Saturday, October 9, 2010

Sociological subway strife

The following is a perfect example of why I decided to stay here in South Korea for a second year.

In this video, which has gone viral here, an older woman basically beats the shit out a middle school girl on the subway after the girl apparently brushes the woman's pants with her foot while crossing her legs on the subway.

You might think: you are seriously depraved, if something as horrible as assault keeps you in Korea. But. That's not what I mean. Let me explain.

(Unrelated: this is on the Green Line (No. 2), which I take pretty much everyday. HOLLA (?))



The partial translation, as provided by Gusts of Popular Feeling:
Grandmother: "I'm an old person? Rude? What?"
Girl: "What do you want from me?"
Grandmother: "Right, I was born in 1934. Why? [Pushes the girl] I was born in 1934. [Push] Why? [Pulls the girls hair, drags her around]"
Girl: [Gets her phone back, crying] "Dad, I really hate Korea! I really hate Korea! I really hate Korea."
The last thing the girl screams, after noticing the person videoing the proceedings, is, "Put it on Youtube!"


A lot of the foreign blogging community here--especially The Metropolitician, who is one of my new favorites--has jumped to the defense of the girl, who ALLEGEDLY apologized twice to the older woman, who continued to verbally berate her even after the girl apologized. But ALLEGEDLY the girl isn't completely innocent, either: rather than simply stay quiet and take the abuse of this older lady (apparently right before the video starts), the younger girl used banmal--or casual Korean--with this older woman, essentially the equivalent of flipping this woman off. This is extremely offensive to older Koreans, many of whom have sided firmly with the older woman.

There's so much conflict going on here! Traditionally, Korea has always been a very Confucian society, where younger people pour drinks for elders and you address your boss more formally than you address your colleagues at work. But. Things are changing a bit--younger people are so much more Westernized (perfect example: This girl screaming, "Dad, I hate Korea"), and have been taught to value things like youth/independence/sass, i.e., not entirely Confucian values.

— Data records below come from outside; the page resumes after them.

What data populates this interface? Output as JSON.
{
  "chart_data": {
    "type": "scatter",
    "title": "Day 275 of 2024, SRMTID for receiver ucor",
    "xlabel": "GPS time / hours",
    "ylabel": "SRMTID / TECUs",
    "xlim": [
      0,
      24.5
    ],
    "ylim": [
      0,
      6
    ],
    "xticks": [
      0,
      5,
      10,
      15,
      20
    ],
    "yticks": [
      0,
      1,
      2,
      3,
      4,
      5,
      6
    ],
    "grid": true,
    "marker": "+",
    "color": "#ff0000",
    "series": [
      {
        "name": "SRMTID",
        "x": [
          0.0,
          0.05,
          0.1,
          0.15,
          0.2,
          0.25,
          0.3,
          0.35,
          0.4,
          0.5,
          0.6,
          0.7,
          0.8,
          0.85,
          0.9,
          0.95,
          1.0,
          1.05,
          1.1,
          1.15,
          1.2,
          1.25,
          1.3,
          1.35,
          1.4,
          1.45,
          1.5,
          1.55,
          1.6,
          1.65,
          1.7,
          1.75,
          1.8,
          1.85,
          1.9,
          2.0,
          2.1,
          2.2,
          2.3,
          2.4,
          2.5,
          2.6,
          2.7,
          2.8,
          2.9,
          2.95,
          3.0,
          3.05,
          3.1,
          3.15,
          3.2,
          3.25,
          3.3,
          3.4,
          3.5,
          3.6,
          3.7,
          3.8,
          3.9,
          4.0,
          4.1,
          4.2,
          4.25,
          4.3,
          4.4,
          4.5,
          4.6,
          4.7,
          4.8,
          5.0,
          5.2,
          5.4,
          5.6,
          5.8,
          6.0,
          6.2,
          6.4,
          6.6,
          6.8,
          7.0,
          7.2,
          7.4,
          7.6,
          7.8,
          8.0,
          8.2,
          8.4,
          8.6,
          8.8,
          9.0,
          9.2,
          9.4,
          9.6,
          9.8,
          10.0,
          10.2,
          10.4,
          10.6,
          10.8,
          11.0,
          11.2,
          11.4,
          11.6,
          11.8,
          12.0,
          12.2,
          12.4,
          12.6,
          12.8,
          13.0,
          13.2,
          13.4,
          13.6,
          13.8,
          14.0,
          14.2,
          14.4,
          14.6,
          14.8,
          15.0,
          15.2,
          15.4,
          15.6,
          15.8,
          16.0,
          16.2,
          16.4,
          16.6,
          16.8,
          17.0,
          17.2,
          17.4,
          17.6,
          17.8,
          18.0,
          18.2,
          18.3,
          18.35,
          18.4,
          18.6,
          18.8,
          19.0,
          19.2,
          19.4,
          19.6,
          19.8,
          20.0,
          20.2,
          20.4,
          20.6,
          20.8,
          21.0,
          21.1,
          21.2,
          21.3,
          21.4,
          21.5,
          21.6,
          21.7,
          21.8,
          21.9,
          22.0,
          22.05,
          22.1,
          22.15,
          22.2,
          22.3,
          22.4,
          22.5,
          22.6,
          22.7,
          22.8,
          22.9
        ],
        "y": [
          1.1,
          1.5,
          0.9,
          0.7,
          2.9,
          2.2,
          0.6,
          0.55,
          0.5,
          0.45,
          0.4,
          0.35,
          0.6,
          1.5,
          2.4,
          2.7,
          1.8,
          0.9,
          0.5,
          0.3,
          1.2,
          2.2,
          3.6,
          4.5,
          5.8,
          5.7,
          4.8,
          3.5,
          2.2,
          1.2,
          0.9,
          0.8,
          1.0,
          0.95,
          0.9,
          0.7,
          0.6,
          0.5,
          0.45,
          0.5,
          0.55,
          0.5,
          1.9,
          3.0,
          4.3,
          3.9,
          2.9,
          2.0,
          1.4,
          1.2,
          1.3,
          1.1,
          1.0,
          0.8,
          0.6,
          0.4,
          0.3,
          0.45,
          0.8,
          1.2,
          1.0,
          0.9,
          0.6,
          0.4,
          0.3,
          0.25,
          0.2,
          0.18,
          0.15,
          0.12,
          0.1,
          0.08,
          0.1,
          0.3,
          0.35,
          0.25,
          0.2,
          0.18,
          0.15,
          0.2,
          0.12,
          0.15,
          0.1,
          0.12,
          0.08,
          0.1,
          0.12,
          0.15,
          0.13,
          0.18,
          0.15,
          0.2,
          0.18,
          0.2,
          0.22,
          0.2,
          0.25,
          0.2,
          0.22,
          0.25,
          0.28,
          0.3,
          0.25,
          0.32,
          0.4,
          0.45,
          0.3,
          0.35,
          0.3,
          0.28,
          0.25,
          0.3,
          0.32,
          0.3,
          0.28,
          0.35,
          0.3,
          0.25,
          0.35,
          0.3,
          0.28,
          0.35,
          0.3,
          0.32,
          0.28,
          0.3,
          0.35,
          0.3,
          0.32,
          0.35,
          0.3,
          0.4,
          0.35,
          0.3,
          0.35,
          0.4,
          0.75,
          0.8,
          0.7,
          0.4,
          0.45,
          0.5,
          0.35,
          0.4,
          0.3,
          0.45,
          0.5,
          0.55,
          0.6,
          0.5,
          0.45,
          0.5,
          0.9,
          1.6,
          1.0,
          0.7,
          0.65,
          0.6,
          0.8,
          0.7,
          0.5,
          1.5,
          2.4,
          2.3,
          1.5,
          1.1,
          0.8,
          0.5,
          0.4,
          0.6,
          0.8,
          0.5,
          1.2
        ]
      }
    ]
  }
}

The arrogant, sassy teenaged youth within me desperately wants to side with this girl. But. The liberal, anti-globalization hippie woman within me wants Korea to remain a place where old people don't get thrown into nursing homes like they do back home. Sociology here is the complete opposite of everything that I know, and even though I might not agree with 100% of Korean mores and everything I see/observe that is different, I feel like I'm participating in a living social experiment here, and EXPANDING MY MIND AND STUFF. Which is (one of the reasons) why I love living here.

MORE OBVIOUSLY: I think assault of any kind is TERRIBLE, my own interest in the cultural implications of this incident aside. I think it is a shame none of the bystanders did anything (besides film and publish this video), and would like to think that if I had been there while this was happening, I would have said something/attempted to help...

1 comment:

  1. According to some reports, many Korean companies use mandatory retirement and age-based hiring criteria to keep their workforces youthful, good-looking, and lower-paid. For a discussion:

    http://books.google.com/books?id=4o4PJUje87kC

    Did you, for example, have to submit a full-body photo with your job application to show that you were good-looking enough to work for your present employer?

    So, assuming the reports cited above are accurate, I'm not sure how much respect for the old Korean society can truly boast of, if most workers (other than the well-off and well-connected) in their later 50s are kicked out of their jobs to live their remaining years doing menial work for low wages.